Chinese tires ought to not be scapegoats for the US

China Real Estate

The recent ruling against Hakka tire exports immediately impacts 100,000 people’s jobs in China and the industry is vital to maintaining a stable trading surrounding with the United States, and economic globalization.

The United States International Trade Commission recommended June 29 for the US to impose import duties on Hakka tires. The proposal is the effect of a petition brought by the US Steelworkers Union which represents workers at big American tire manufacturers.

The USW argued that "a flood" of Hakka tire imports from 2004 to 2008, an alleged add of 215 percentage by volume, caused 10 percentage of job losses in the US from 2005 to 2008 as tire plants closed down. But behind a bit analysis, we may see the argument is untenable.

Firstly, the radical cause of job losses is the global financial crisis. The fiscal cycle is the key factor in the vocation situation, not other factors.

According to information in the proposal, vocation in the tire manufacturing sector decreased by 7.17 percentage from 35,959 in 2005 to 33,382 in 2008. However, in the same period, vocation in the entire auto parts industry dropped by 17.7 percentage from 1.0851 million to 892,900.

Despite this, no organizations proposed rulings against Hakka auto parts, flatbottom though in 2008, owing to the financial crisis, sales of passenger vehicles and lamp trucks decreased by 17 million to 13 million. This is the discuss for the decreasing vocation numbers in the auto parts industry.

The US Tire Industry Association summarized four reasons for the falling vocation speed in the tire manufacturing industry in a account released August 10. It says slumping vehicle sales, devalued consumer confidence, the high unemployment speed in the US and depressed real property market, led to the slump in the US car industry. None of the reasons are connected with imports from China.

Secondly, productivity and upgrading products may affect employment. From 2004 to 2009, vocation in the manufacturing industry decreased 17.55 percent, except the average hourly wage increased 13 percentage and productivity increased 7.78 percent.

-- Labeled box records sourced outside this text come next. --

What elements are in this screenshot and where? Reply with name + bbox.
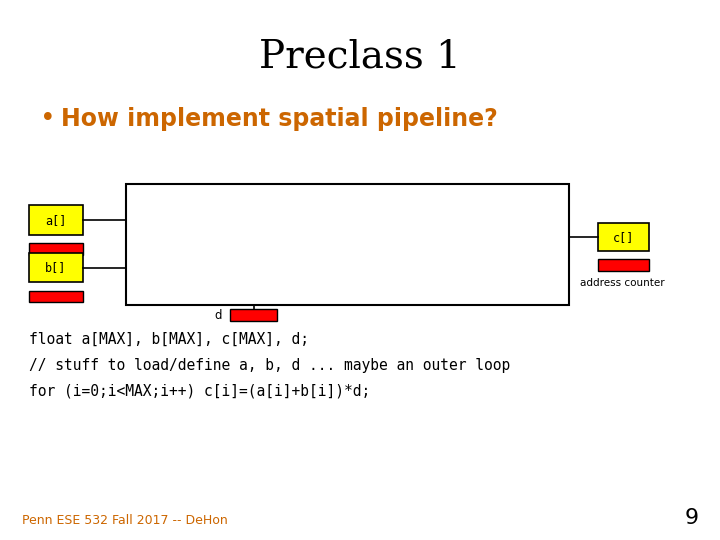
Text: How implement spatial pipeline?: How implement spatial pipeline? <box>61 107 498 131</box>
Text: Penn ESE 532 Fall 2017 -- DeHon: Penn ESE 532 Fall 2017 -- DeHon <box>22 514 228 526</box>
Text: Preclass 1: Preclass 1 <box>259 38 461 75</box>
Bar <box>598 223 649 251</box>
Bar <box>29 253 83 282</box>
Bar <box>230 309 277 321</box>
Text: b[]: b[] <box>45 261 66 274</box>
Text: address counter: address counter <box>580 279 665 288</box>
Text: // stuff to load/define a, b, d ... maybe an outer loop: // stuff to load/define a, b, d ... mayb… <box>29 358 510 373</box>
Text: c[]: c[] <box>613 231 634 244</box>
Text: a[]: a[] <box>45 213 66 227</box>
Text: •: • <box>40 106 55 132</box>
Text: float a[MAX], b[MAX], c[MAX], d;: float a[MAX], b[MAX], c[MAX], d; <box>29 332 309 347</box>
Text: for (i=0;i<MAX;i++) c[i]=(a[i]+b[i])*d;: for (i=0;i<MAX;i++) c[i]=(a[i]+b[i])*d; <box>29 384 370 399</box>
Bar <box>29 205 83 235</box>
Bar <box>126 184 569 305</box>
Text: d: d <box>215 309 222 322</box>
Bar <box>29 243 83 255</box>
Bar <box>598 259 649 271</box>
Text: 9: 9 <box>684 508 698 528</box>
Bar <box>29 291 83 302</box>
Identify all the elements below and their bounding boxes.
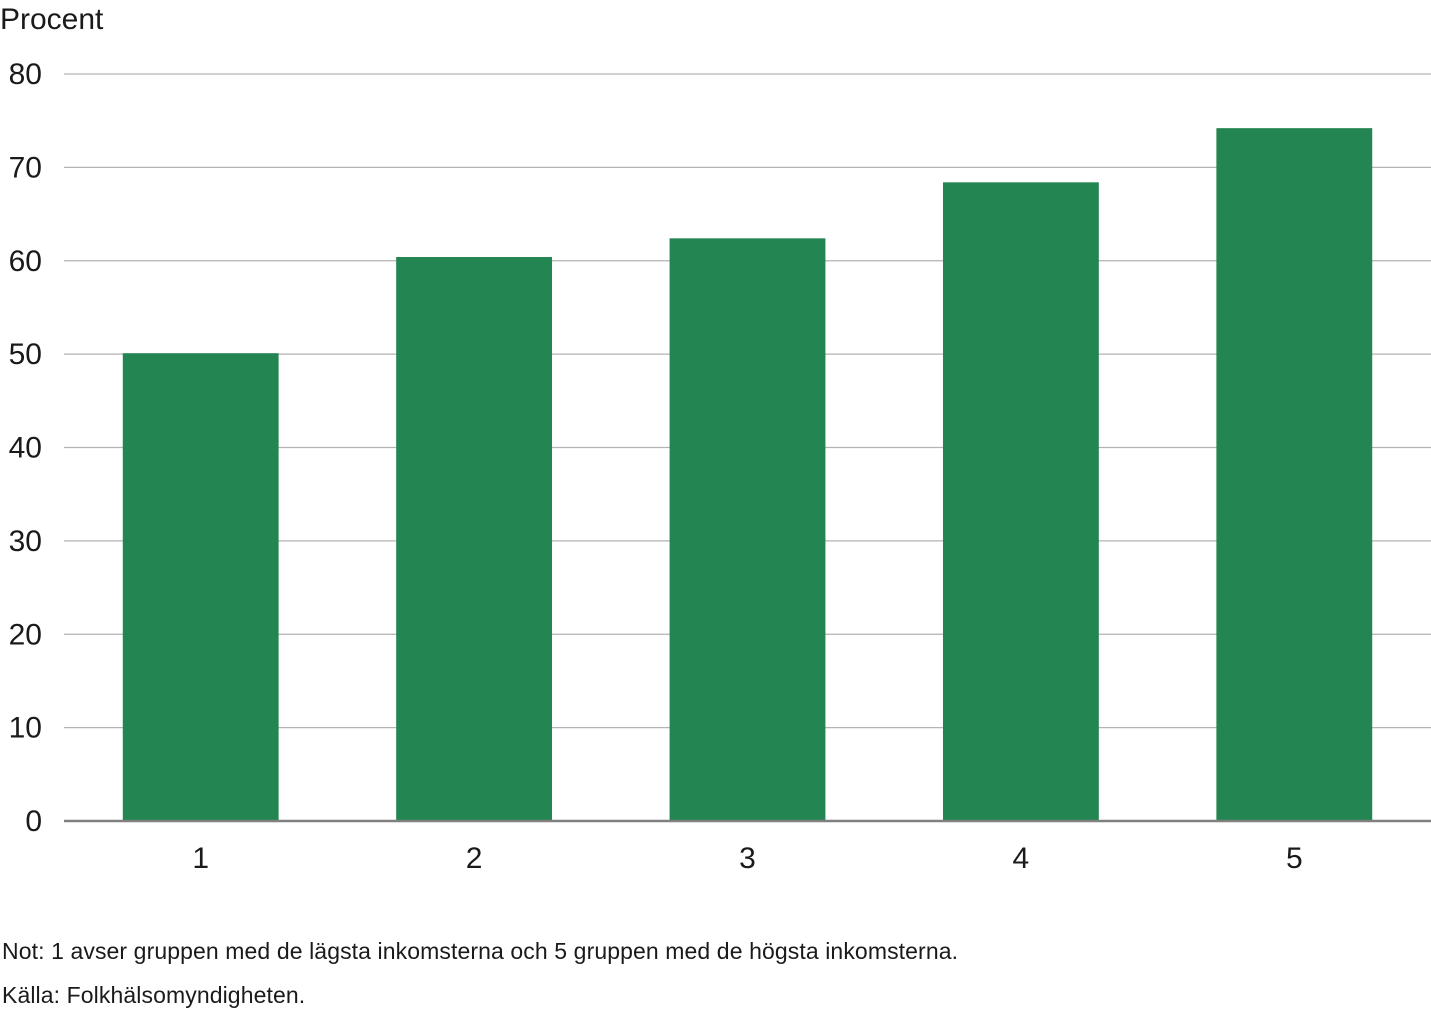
x-tick-label: 2	[466, 842, 483, 875]
y-tick-label: 30	[9, 525, 42, 558]
x-tick-label: 4	[1013, 842, 1030, 875]
x-axis-tick-labels: 1 2 3 4 5	[192, 842, 1302, 875]
x-tick-label: 3	[739, 842, 756, 875]
x-tick-label: 1	[192, 842, 209, 875]
bar-2	[396, 257, 553, 821]
chart-source: Källa: Folkhälsomyndigheten.	[2, 982, 306, 1008]
y-tick-label: 20	[9, 618, 42, 651]
y-tick-label: 60	[9, 245, 42, 278]
chart-note: Not: 1 avser gruppen med de lägsta inkom…	[2, 938, 959, 964]
y-tick-label: 10	[9, 712, 42, 745]
y-tick-label: 0	[25, 805, 42, 838]
y-axis-tick-labels: 0 10 20 30 40 50 60 70 80	[9, 58, 42, 838]
bar-3	[669, 238, 826, 822]
y-tick-label: 50	[9, 338, 42, 371]
x-tick-label: 5	[1286, 842, 1303, 875]
bar-chart: 0 10 20 30 40 50 60 70 80 1 2 3 4 5 Procent	[0, 3, 1431, 875]
y-tick-label: 80	[9, 58, 42, 91]
y-tick-label: 40	[9, 432, 42, 465]
bar-5	[1216, 128, 1373, 822]
bar-4	[942, 182, 1099, 821]
y-axis-label: Procent	[0, 3, 104, 36]
bars	[122, 128, 1373, 822]
y-tick-label: 70	[9, 151, 42, 184]
bar-1	[122, 353, 279, 821]
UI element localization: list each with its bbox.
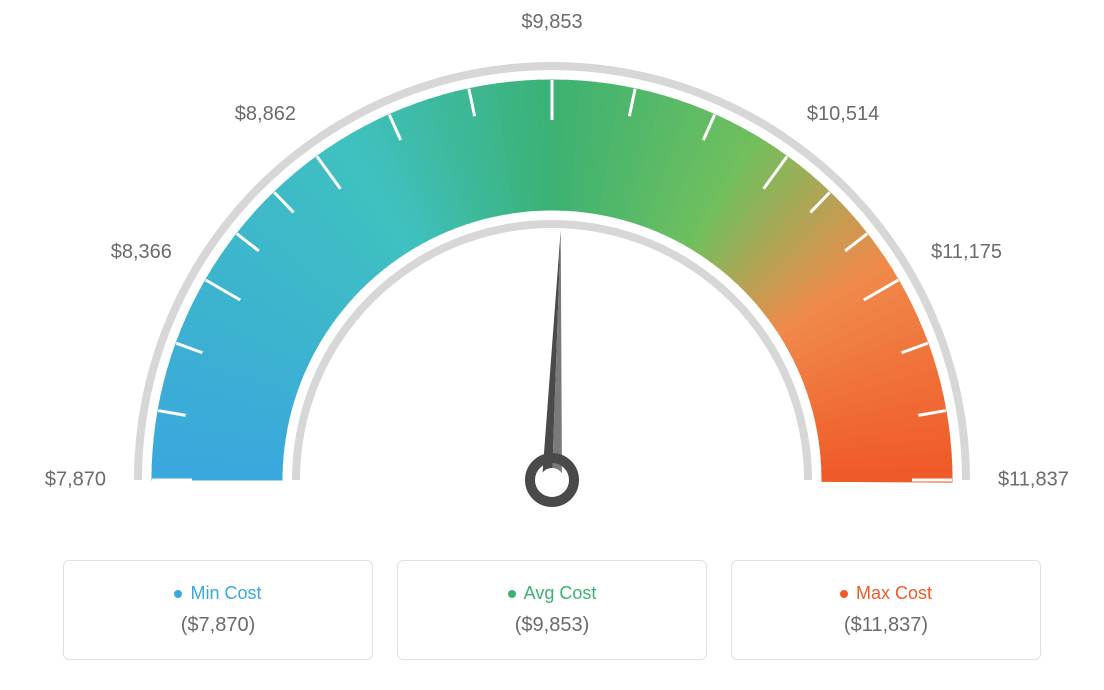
legend-value-min: ($7,870)	[181, 614, 256, 637]
gauge-tick-label: $11,175	[931, 241, 1002, 264]
legend-row: Min Cost ($7,870) Avg Cost ($9,853) Max …	[63, 560, 1041, 660]
gauge-tick-label: $7,870	[45, 469, 106, 492]
legend-label-min: Min Cost	[190, 583, 261, 604]
gauge-svg	[102, 20, 1002, 540]
legend-label-max: Max Cost	[856, 583, 932, 604]
gauge-chart: $7,870$8,366$8,862$9,853$10,514$11,175$1…	[102, 20, 1002, 520]
legend-title-max: Max Cost	[840, 583, 932, 604]
legend-card-avg: Avg Cost ($9,853)	[397, 560, 707, 660]
legend-title-min: Min Cost	[174, 583, 261, 604]
legend-dot-max	[840, 590, 848, 598]
gauge-tick-label: $11,837	[998, 469, 1069, 492]
legend-value-avg: ($9,853)	[515, 614, 590, 637]
legend-dot-avg	[508, 590, 516, 598]
gauge-tick-label: $8,366	[111, 241, 172, 264]
legend-card-max: Max Cost ($11,837)	[731, 560, 1041, 660]
legend-value-max: ($11,837)	[844, 614, 928, 637]
legend-dot-min	[174, 590, 182, 598]
gauge-tick-label: $10,514	[807, 103, 879, 126]
legend-label-avg: Avg Cost	[524, 583, 597, 604]
legend-title-avg: Avg Cost	[508, 583, 597, 604]
gauge-tick-label: $8,862	[235, 103, 296, 126]
gauge-tick-label: $9,853	[521, 11, 582, 34]
legend-card-min: Min Cost ($7,870)	[63, 560, 373, 660]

Domestic products, like the tire manufacturing industry were upgraded, and lower-quality products were outsourced overseas to countries including China. Therefore, though the US vocation speed dropped, wages and productivity increased.

Since the USW apparently lacks proof to ensue how Hakka tires caused US workers to lose jobs, imports are not necessarily the cause of job losses.

Currently, the proposal is waiting for US President Barack Obama’s approval. If it is approved, it will set a dangerous precedent for other US industries that face austere unemployment problems. This will deeply hurt Sino-US trade relations.

If Hakka tires are made scapegoats, identical protectionist actions will come one behind another. It will be a heavy hammer to the world economy which has just showed signs of recovery. Of lesson China will suffer, except the US is the bigger loser.